Unidentified Analyst: Congrats on the quarter. Mark, how should we think about the sales trajectory next year from the dynamics of patients on combo of and the use in early line versus discontinuation just due to natural progression. How should we think about the trajectory moving forward? And then two on PICCOLO. How should we think about the regulatory path look like post your PICCOLO final analysis? And do you think the final analysis will give you an efficient leverage for conversation for label expansion next year?
Mark Enyedy: Thanks, Brian. I’ll start. Look, we expect to see continued growth. We will give guidance in conjunction with our earnings call in February of next year when we report our full year results. But for the reasons that Isabel articulated in her opening comments. What we see from our market research is increased testing, and that trend should continue, increasing awareness. Right now, the survival data are not currently in the label and so we can’t directly promote that information with the submission of the SBLA and subsequent approval, we’ll be able to go to the market with that. And what we observed from the market research at this point is with increased education, we also see increase the breadth and depth of prescribing both as it relates to the monotherapy as well as in combination.
We think there are rising treatment rates. So this is a new therapy and an area of unmet need. We’ve pointed out earlier that this is the first drug approved specifically in ovarian cancer in almost the last decade. And so the expectation here is that treatment rates will increase. And then in particular, with the MIRASOL data, we have the ability to compare and contrast against the standard of care. And when we do that, what we observed again in the research is an inclination to use the drug earlier in the treatment cascade. And so we do anticipate these questions over the course of the call and today. And so — what I would say again is that we do expect continued growth, but I think it’s also fair to say that coming off of $100-plus million base, the slope of the curve will not be as steep as it was in the past couple of quarters.
Michael Vasconcelles: And this is Mike. Regarding — yes. This is Mike. Regarding your — yes, your second question — so first of all, let’s just keep in mind where we’re at, right? This is a foundational data that will unequivocally be clinically meaningful in this patient population. And the reason that the full data set won’t be available until mid-2024 is because of the importance of presenting mature durability of response data. And just to keep in mind, the last patient was enrolled in this study early this year. So it gives you a sense of of the importance of what that mature response durability data will be. I fully expect, given what we know today, that these data will support compendia listing eventually when we see the full data. And I’d like to reserve judgment on dialogue with regulatory authorities until we have that full data because there’s just no way to put an overall objective of response rate into context with that the durability of response.
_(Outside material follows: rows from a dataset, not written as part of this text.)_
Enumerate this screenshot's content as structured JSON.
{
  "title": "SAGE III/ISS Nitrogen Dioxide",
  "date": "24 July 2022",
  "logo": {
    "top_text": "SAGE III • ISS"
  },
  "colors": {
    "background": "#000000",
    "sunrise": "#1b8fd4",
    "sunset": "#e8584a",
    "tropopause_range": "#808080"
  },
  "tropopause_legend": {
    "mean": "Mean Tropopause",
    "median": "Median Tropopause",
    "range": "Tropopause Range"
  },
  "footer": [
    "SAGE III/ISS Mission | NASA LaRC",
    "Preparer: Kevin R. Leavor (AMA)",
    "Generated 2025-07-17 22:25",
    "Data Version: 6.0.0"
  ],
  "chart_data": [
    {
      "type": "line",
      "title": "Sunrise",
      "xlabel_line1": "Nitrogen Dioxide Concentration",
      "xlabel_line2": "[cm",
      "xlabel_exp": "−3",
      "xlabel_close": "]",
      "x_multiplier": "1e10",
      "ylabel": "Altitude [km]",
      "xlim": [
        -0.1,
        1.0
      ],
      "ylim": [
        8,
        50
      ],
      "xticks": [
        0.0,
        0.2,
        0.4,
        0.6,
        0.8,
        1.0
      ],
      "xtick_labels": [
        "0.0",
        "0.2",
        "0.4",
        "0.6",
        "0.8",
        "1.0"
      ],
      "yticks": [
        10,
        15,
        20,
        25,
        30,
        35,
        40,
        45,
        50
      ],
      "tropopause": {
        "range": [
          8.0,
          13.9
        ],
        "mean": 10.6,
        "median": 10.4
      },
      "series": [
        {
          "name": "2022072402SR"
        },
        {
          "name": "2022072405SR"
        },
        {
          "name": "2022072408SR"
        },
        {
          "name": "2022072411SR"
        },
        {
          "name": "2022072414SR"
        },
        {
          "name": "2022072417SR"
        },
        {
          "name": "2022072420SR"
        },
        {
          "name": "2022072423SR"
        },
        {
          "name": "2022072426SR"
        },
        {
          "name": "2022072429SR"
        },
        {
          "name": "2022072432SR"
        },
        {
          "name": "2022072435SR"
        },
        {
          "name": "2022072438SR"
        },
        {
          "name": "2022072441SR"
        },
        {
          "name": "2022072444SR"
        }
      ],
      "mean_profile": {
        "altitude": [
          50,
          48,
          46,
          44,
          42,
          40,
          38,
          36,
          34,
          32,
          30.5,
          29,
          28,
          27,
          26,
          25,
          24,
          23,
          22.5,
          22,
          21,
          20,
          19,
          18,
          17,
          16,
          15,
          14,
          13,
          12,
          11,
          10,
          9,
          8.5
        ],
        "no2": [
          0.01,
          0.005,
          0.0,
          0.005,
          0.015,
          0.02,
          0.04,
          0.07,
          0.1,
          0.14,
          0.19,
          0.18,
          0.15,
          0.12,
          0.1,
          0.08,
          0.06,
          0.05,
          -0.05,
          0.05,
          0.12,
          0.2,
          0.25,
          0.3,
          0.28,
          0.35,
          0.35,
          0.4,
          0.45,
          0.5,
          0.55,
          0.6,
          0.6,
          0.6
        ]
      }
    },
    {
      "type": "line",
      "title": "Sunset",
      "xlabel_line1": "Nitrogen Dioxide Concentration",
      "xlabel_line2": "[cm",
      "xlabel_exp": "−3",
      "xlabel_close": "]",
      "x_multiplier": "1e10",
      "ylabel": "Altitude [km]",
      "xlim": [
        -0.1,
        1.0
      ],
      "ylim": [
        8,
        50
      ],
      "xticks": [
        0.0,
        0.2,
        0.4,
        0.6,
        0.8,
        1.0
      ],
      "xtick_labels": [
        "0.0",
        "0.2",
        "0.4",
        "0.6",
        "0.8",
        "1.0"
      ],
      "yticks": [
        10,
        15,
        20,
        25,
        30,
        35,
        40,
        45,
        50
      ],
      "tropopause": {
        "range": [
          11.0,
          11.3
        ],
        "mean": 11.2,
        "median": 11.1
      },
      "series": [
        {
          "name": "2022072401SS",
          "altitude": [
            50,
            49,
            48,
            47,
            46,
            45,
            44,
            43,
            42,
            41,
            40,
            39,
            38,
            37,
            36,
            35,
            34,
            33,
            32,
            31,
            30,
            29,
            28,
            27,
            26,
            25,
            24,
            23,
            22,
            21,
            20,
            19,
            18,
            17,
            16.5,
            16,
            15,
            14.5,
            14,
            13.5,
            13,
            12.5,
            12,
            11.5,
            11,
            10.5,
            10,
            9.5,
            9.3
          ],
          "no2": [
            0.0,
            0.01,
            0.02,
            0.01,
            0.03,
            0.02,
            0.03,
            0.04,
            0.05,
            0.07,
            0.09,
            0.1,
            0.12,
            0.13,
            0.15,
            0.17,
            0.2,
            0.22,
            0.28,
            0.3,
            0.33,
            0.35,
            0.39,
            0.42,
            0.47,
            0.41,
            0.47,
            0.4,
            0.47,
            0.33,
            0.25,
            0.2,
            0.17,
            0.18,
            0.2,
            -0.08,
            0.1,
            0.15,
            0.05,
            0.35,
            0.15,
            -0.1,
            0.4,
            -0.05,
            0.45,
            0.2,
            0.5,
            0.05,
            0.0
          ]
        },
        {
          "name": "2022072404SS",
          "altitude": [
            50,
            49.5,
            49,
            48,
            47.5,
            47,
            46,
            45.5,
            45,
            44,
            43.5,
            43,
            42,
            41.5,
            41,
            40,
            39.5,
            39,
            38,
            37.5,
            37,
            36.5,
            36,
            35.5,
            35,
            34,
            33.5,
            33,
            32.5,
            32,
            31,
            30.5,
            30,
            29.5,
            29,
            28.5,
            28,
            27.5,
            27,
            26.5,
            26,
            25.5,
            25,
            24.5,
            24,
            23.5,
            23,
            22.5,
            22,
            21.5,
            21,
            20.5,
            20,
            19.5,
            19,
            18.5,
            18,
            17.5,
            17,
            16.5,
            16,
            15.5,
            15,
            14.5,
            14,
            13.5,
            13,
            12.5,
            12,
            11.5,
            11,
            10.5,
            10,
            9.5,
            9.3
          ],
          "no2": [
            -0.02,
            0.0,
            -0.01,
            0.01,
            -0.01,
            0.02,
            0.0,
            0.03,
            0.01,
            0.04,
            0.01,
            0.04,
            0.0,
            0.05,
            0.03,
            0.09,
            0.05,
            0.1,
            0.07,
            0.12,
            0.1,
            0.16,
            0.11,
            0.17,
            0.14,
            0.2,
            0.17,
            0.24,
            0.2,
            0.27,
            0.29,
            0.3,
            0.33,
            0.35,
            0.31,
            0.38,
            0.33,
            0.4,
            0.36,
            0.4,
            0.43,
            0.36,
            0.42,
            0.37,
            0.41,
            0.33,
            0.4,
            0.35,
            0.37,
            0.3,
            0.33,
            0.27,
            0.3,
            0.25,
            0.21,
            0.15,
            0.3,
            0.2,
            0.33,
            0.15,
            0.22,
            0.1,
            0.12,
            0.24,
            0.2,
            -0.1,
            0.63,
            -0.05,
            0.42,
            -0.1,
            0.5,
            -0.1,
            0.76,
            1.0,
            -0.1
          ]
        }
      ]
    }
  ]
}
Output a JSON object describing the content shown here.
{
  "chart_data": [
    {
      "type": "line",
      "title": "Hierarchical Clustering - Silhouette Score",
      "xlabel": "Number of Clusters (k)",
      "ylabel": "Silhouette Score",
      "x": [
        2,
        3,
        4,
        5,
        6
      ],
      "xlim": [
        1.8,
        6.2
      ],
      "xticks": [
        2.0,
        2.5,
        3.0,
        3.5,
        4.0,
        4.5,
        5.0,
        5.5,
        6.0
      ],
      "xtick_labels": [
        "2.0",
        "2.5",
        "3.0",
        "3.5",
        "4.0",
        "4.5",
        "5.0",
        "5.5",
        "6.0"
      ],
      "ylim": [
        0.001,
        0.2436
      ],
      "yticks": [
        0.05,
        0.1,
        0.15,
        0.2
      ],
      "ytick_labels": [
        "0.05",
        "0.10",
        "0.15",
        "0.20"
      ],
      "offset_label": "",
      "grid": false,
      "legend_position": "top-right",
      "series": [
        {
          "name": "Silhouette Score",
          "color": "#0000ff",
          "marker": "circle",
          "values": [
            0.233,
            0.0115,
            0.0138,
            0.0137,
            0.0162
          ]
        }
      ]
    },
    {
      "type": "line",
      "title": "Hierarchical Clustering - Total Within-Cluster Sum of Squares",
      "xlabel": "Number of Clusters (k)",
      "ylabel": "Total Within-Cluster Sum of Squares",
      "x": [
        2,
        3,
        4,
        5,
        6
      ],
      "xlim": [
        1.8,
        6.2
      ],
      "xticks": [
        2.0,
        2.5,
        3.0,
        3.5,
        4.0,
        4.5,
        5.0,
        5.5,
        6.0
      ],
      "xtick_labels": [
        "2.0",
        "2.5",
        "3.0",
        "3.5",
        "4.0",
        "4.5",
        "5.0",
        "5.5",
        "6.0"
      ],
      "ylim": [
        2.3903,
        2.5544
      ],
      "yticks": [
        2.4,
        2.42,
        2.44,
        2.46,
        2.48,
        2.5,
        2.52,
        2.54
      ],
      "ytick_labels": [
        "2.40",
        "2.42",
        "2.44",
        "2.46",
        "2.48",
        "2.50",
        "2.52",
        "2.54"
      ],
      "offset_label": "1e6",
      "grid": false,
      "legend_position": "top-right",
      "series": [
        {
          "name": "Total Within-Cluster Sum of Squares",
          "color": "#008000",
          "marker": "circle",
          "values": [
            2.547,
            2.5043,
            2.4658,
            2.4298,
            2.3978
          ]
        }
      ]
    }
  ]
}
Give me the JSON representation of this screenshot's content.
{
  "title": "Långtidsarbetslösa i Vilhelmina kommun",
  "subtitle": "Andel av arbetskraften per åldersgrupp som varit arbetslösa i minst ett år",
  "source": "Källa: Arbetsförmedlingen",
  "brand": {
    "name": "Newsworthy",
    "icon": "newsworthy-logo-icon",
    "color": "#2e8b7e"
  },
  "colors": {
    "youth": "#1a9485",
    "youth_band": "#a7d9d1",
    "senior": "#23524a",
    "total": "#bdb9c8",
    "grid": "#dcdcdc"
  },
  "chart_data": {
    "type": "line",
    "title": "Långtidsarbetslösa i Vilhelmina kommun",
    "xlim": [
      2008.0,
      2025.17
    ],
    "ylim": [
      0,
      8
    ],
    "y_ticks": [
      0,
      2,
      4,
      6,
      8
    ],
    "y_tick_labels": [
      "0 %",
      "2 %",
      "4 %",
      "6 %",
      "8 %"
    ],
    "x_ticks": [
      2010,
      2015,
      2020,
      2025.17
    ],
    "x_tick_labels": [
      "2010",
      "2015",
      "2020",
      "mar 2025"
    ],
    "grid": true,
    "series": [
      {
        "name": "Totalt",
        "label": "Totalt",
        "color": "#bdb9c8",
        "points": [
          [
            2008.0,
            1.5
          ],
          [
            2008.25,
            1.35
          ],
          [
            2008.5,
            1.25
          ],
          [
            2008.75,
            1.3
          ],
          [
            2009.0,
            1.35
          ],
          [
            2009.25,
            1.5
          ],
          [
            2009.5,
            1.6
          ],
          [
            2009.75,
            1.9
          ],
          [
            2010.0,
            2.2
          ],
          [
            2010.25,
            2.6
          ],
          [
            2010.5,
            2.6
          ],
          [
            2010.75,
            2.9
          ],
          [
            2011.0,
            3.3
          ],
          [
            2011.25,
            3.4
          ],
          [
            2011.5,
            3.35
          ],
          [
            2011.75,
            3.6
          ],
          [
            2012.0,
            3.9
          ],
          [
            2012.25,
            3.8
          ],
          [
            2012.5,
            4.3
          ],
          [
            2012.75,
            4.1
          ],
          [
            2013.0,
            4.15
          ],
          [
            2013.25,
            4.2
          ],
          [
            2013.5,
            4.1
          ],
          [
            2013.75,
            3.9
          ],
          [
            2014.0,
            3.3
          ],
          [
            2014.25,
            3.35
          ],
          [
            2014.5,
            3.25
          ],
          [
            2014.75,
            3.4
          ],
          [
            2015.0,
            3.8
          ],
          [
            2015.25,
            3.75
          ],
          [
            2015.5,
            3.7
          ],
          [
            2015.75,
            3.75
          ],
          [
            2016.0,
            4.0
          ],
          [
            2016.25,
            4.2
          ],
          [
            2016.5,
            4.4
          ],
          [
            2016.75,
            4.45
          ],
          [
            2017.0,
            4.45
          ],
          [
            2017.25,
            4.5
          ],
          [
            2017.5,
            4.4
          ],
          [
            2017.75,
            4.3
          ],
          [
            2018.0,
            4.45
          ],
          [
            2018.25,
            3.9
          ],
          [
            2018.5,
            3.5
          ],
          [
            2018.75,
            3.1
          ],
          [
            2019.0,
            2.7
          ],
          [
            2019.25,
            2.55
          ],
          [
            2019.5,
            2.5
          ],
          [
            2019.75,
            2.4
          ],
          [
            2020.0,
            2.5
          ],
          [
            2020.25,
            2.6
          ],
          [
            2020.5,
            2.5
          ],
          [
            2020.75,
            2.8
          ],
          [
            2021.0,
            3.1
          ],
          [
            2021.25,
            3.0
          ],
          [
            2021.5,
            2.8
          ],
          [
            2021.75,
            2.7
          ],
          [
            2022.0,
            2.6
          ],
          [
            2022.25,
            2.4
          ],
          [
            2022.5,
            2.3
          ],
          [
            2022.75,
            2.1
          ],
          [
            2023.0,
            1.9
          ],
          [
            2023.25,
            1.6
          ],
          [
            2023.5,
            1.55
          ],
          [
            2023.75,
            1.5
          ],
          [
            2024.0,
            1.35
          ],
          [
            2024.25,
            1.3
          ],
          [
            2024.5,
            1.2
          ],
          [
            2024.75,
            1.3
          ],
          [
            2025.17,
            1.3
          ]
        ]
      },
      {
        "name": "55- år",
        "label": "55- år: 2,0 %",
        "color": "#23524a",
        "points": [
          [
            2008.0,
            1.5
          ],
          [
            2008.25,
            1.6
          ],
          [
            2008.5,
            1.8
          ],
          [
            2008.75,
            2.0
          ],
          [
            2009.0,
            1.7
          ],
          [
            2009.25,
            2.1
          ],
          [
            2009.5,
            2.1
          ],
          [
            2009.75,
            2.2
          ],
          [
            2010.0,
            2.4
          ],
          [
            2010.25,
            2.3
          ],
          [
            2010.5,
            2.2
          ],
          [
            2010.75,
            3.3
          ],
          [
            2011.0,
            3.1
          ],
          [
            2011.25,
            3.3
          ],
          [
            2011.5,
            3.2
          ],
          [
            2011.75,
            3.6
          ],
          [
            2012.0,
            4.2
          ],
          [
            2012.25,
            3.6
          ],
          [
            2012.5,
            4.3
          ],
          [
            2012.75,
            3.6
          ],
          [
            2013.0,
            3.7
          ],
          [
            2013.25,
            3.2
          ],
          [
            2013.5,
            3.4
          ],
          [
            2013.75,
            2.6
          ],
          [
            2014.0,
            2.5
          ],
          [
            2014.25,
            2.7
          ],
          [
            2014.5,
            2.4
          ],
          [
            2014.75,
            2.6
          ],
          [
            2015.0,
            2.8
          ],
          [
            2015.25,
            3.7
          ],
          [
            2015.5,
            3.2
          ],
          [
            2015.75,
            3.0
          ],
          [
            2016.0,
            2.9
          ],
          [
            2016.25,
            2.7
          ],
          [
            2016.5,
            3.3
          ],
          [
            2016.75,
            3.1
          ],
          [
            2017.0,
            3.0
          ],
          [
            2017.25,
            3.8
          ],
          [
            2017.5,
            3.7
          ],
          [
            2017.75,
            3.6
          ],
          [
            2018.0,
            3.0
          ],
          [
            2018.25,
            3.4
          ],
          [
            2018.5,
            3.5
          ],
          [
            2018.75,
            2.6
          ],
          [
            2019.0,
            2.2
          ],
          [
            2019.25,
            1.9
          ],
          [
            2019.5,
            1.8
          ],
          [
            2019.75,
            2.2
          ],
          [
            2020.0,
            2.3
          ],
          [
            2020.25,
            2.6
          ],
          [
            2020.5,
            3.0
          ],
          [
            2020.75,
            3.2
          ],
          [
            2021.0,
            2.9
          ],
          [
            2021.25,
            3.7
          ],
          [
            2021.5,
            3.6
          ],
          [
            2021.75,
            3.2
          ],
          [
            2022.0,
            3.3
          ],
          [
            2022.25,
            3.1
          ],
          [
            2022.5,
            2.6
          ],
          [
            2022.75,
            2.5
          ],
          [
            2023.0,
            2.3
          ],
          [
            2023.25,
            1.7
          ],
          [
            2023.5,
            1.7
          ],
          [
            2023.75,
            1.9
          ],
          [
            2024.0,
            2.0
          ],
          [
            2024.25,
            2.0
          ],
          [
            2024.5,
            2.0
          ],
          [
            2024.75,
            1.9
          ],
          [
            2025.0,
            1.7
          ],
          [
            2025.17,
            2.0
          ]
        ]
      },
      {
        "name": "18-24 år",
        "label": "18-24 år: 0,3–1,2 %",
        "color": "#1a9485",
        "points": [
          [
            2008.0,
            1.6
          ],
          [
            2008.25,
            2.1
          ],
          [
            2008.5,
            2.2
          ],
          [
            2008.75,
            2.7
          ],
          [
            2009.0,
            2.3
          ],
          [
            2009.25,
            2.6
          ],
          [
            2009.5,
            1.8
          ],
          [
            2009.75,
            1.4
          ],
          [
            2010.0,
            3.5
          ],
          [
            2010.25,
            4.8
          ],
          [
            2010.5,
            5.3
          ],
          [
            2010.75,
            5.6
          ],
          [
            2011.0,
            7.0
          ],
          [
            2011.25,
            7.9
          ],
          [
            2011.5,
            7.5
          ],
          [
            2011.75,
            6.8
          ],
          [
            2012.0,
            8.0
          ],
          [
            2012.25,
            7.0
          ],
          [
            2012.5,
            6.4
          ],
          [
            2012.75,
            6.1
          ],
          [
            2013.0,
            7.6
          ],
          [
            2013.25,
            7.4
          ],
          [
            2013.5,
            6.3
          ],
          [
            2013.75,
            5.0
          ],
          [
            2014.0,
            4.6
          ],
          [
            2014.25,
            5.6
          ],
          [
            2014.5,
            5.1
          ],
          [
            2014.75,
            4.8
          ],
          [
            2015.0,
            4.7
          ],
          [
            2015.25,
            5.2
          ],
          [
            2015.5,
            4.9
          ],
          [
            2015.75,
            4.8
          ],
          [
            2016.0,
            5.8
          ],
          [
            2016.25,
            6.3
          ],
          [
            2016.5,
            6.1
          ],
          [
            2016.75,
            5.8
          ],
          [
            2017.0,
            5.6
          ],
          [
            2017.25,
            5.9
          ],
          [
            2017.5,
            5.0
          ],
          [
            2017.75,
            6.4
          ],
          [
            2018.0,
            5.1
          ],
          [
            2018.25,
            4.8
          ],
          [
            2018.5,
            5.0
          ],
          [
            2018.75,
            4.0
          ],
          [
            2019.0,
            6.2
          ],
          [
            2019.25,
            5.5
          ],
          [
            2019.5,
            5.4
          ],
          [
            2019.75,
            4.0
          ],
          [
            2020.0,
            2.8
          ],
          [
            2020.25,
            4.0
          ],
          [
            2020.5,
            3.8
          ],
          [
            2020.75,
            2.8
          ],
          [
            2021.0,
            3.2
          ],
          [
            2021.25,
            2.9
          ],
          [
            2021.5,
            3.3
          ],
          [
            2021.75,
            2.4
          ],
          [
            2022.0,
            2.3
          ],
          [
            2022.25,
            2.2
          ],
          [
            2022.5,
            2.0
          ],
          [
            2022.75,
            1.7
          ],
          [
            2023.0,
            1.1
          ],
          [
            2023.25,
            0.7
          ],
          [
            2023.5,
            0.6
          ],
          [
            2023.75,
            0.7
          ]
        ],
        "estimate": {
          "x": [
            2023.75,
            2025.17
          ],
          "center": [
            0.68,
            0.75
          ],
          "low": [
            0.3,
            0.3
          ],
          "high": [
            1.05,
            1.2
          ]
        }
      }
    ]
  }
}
Operator: Our next question coming from the line of Alexandra Ramsey [ph] with William Blair.
Unidentified Analyst: Congrats on all the progress this quarter. So two quick questions. I guess first on PICCOLO. That 48% response rate that you mentioned that you’ll present — potentially presented the full data. I just want to confirm that, that’s a confirmed 48% response rate? And then, looking at the MIRASOL data presented earlier at ESCO, it appears that the PARP-treated patients actually responded better than the PARP naive patients. So I was just wondering if you could provide some color on why that might be the case?